Méditations pascaliennes

Pierre Bourdieu, Seuil, 1997 Pierre Bourdieu, Seuil, 1997, 320 p., 140 F.
L'autonomisation du travail intellectuel nous conduit à croire à l'indépendance des idées et des oeuvres, à leur total détachement vis-à-vis de leurs conditions de production. Or les idées apparemment les plus abstraites, les plus universelles ou désincarnées - celles issues de la réflexion philosophique, du travail scientifique, de la création artistique - sont profondément tributaires de leurs conditions de production. Telle est la thèse principale défendue dans ces Méditations pascaliennes.

On peut illustrer l'idée centrale du sociologue avec la métaphore de l'improvisation musicale. Le musicien qui s'installe à son piano pour improviser semble n'agir que sous le coup de l'inspiration pure. Sa musique semble sortie tout droit de son imagination. En fait, chacun sait que l'improvisation la plus débridée est fortement tributaire d'un long apprentissage durant lequel le musicien a acquis les règles de l'harmonie, intégré des influences diverses, assimilé des techniques d'interprétation, appris certaines ficelles du métier... L'intégration et l'assimilation de ce long habitus musical est même la condition de l'invention et de l'autonomie créatrice du pianiste. Une fois la maîtrise du jeu acquise, tout l'art de l'improvisation consistera à faire oublier le labeur passé, pour donner l'apparence de la spontanéité et du naturel. Ce qui vaut pour la musique, vaut aussi pour la pensée, la philosophie, les sciences, etc.

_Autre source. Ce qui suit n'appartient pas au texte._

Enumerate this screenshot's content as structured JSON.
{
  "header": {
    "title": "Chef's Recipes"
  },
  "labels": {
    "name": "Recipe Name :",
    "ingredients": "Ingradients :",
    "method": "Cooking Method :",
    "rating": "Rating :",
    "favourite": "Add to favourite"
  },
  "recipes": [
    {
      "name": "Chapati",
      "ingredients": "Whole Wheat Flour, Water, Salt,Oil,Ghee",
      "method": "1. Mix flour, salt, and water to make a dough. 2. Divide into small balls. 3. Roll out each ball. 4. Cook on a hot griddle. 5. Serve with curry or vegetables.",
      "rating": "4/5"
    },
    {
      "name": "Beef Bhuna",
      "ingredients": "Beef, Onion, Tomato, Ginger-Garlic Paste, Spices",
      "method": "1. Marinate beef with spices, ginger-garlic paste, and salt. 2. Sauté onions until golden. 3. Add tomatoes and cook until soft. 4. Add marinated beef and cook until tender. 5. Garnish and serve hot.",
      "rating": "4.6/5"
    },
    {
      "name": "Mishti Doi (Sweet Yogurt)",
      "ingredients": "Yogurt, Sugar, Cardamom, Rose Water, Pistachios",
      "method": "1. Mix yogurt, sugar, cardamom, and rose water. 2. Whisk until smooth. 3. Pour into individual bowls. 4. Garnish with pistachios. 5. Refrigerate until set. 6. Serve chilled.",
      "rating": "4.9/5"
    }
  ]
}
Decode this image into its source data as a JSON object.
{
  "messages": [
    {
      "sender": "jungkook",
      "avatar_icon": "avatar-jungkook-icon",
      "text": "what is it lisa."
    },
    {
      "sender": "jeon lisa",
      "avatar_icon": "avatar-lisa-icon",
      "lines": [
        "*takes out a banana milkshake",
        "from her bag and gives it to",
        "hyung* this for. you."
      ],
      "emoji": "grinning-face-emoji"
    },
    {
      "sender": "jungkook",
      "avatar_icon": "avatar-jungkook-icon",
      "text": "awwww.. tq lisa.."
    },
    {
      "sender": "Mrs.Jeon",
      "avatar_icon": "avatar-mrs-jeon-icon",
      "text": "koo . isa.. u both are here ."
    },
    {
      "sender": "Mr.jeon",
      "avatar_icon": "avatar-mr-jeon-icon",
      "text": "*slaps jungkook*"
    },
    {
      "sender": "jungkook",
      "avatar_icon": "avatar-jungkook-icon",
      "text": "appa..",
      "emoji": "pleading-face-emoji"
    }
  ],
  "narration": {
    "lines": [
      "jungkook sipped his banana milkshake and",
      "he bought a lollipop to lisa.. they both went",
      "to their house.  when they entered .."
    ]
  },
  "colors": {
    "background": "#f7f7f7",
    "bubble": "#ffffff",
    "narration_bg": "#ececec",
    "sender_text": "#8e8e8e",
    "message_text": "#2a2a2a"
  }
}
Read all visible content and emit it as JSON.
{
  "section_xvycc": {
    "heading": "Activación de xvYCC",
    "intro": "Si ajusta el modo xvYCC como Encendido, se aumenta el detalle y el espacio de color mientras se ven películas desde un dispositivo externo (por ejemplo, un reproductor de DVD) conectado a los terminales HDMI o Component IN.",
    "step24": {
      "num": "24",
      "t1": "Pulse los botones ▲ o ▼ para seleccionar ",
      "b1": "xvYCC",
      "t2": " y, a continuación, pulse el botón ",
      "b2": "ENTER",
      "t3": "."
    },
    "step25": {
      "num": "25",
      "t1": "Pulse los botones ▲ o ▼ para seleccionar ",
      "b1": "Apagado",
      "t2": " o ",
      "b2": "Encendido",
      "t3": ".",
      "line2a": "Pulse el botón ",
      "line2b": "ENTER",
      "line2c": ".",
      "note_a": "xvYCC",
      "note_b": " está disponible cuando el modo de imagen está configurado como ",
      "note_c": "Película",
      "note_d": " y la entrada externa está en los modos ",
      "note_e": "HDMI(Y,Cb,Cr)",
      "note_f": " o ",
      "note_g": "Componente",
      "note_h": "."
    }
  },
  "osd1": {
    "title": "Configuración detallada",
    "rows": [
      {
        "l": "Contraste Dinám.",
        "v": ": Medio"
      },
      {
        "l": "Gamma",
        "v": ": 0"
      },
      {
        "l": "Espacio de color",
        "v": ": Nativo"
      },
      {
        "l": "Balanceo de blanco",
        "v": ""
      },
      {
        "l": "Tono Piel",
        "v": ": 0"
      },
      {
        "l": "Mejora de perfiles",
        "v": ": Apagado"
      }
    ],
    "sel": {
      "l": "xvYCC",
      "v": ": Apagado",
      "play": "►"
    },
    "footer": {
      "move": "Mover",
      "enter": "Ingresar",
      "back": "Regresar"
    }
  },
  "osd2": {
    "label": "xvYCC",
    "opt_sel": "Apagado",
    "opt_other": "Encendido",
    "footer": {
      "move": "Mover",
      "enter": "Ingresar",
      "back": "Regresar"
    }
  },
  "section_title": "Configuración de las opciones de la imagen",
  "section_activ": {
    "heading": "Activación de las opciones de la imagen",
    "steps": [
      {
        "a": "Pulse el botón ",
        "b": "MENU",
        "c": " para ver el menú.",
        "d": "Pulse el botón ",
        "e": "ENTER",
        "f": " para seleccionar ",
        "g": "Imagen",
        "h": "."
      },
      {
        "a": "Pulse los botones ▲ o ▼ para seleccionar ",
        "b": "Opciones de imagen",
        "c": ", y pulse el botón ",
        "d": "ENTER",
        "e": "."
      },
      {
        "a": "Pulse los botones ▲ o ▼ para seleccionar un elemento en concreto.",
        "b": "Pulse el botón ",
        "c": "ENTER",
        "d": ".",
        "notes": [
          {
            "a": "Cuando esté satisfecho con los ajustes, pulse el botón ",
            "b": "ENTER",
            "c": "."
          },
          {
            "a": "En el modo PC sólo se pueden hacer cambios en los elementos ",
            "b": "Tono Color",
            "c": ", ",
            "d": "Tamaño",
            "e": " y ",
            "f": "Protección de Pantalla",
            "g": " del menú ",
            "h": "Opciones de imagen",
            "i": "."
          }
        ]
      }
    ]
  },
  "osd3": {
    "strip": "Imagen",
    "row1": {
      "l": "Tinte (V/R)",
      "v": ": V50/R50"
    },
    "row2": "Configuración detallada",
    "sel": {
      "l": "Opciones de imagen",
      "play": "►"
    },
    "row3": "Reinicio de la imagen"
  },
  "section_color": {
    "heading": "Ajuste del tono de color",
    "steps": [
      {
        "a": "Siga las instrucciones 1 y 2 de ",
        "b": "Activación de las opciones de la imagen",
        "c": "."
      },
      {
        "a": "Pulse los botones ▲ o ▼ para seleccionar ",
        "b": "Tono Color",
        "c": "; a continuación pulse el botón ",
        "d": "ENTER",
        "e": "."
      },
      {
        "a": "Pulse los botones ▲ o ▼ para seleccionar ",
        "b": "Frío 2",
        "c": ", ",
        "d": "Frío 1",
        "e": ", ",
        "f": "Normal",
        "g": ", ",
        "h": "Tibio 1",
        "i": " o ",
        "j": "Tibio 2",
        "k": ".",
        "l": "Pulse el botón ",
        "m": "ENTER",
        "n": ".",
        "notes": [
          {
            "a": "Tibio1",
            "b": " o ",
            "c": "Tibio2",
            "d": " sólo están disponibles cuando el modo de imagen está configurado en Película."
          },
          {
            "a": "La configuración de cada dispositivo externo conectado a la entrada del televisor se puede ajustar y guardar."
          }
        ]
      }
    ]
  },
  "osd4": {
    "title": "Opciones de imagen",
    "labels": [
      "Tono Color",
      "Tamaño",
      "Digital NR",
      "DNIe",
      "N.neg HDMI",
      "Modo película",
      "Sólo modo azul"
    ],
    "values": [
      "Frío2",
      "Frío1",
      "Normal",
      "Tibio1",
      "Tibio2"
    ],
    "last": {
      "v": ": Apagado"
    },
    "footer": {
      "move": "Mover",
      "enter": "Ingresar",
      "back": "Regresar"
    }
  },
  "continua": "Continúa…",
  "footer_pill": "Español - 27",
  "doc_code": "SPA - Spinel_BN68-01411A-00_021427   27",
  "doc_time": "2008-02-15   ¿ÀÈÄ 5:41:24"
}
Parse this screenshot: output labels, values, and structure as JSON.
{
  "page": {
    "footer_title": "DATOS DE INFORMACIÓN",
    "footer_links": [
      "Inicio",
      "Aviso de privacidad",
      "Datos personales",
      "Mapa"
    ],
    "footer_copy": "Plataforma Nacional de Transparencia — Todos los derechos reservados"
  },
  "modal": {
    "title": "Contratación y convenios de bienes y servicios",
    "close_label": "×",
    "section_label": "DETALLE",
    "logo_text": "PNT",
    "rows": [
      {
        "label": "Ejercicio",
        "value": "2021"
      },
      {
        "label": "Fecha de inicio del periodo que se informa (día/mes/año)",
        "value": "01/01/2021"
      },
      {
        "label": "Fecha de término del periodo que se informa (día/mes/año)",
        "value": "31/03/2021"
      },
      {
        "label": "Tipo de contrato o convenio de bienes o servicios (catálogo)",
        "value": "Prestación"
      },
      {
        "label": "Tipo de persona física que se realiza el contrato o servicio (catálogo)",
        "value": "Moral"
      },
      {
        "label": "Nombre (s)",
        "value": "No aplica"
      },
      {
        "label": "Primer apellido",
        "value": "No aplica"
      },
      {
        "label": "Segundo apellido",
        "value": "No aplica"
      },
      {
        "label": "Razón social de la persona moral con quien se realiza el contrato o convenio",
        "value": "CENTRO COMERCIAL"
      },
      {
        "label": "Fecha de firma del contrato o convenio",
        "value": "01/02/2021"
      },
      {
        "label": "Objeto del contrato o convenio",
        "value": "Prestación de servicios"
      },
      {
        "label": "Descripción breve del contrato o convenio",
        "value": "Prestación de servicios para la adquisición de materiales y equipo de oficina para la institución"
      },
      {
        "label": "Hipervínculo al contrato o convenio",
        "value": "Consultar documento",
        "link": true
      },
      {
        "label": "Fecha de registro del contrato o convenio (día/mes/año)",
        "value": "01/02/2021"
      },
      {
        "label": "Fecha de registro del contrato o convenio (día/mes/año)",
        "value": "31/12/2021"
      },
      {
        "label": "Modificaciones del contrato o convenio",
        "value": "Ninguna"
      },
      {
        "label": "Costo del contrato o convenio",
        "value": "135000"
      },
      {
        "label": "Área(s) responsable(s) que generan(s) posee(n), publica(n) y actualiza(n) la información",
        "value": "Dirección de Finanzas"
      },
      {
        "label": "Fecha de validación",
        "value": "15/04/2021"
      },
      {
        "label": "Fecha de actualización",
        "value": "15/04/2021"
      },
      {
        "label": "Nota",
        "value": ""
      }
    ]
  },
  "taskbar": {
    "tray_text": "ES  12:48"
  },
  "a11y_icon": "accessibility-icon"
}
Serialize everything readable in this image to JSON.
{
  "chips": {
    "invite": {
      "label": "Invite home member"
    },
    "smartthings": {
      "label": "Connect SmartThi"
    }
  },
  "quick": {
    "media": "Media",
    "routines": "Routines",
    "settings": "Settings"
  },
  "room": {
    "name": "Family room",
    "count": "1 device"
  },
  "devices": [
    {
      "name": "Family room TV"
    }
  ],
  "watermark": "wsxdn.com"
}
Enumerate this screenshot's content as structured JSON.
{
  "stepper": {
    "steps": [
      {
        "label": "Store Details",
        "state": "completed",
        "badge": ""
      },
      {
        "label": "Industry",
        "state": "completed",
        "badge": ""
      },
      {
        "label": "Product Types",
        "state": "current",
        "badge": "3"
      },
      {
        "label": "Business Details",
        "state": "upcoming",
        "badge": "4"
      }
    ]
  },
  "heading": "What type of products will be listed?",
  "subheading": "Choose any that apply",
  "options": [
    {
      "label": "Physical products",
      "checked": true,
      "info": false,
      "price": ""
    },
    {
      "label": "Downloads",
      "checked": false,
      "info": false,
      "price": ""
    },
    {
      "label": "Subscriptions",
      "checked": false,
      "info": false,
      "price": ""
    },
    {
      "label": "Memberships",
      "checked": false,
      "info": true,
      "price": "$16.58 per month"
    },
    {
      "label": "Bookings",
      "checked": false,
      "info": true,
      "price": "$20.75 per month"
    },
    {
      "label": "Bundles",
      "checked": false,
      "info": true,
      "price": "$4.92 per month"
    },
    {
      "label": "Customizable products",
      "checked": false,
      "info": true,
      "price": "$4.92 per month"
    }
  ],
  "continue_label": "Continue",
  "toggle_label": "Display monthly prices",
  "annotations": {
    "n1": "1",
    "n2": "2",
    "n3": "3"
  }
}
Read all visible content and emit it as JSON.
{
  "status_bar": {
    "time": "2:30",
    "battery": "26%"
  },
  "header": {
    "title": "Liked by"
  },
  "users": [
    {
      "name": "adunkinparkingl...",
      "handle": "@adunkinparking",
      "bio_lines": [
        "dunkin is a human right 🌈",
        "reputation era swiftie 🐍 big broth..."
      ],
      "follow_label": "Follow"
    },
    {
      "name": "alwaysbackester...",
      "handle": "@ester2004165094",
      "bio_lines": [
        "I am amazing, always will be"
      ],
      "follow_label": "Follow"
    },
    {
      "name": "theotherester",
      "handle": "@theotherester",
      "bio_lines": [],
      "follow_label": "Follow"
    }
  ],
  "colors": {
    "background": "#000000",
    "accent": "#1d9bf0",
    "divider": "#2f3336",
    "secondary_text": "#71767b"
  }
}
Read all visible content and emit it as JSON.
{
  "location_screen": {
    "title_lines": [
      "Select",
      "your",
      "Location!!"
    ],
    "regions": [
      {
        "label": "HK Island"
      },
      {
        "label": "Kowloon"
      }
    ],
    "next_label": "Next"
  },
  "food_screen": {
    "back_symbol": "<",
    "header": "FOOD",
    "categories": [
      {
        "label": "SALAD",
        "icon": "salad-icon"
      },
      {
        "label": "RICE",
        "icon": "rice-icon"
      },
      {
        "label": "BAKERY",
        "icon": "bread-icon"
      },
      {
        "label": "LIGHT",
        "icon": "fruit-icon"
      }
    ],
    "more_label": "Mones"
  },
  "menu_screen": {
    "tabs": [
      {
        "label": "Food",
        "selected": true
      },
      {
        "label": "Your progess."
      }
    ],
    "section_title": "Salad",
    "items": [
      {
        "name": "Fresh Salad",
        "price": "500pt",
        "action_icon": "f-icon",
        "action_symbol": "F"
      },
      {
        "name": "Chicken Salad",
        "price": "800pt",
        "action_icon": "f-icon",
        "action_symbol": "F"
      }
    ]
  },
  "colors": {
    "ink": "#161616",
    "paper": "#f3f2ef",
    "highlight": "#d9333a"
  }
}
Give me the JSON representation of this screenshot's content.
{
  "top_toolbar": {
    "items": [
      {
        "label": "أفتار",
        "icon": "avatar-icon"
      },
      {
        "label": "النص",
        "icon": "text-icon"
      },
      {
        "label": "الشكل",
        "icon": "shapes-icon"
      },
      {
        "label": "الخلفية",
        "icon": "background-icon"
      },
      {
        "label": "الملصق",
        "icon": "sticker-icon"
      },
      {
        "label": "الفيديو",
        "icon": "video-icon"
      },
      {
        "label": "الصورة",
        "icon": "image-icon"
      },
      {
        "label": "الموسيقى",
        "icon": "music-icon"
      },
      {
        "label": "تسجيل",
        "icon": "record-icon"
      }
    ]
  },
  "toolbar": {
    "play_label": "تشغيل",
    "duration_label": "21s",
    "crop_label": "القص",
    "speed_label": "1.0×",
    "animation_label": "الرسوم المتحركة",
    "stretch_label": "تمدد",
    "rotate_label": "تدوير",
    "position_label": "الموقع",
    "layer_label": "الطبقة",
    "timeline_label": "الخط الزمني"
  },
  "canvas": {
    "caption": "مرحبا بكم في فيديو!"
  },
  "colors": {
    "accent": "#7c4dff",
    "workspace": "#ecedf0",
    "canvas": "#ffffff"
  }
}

C'est autour du lien entre la formation des idées et leurs conditions de production que sont construites ces Méditations pascaliennes, qui sont en fait... des méditations « bourdieusiennes ». Le livre n'est pas un commentaire de Pascal, mais il présente une mise au point sur des concepts centraux de l'oeuvre de Pierre Bourdieu : habitus, sens pratique, rite d'institution, capital symbolique. Ce livre met au jour les soubassements de sa pensée et de l'idée qu'il a engagée dans ses choix scientifiques. C'est là tout son intérêt.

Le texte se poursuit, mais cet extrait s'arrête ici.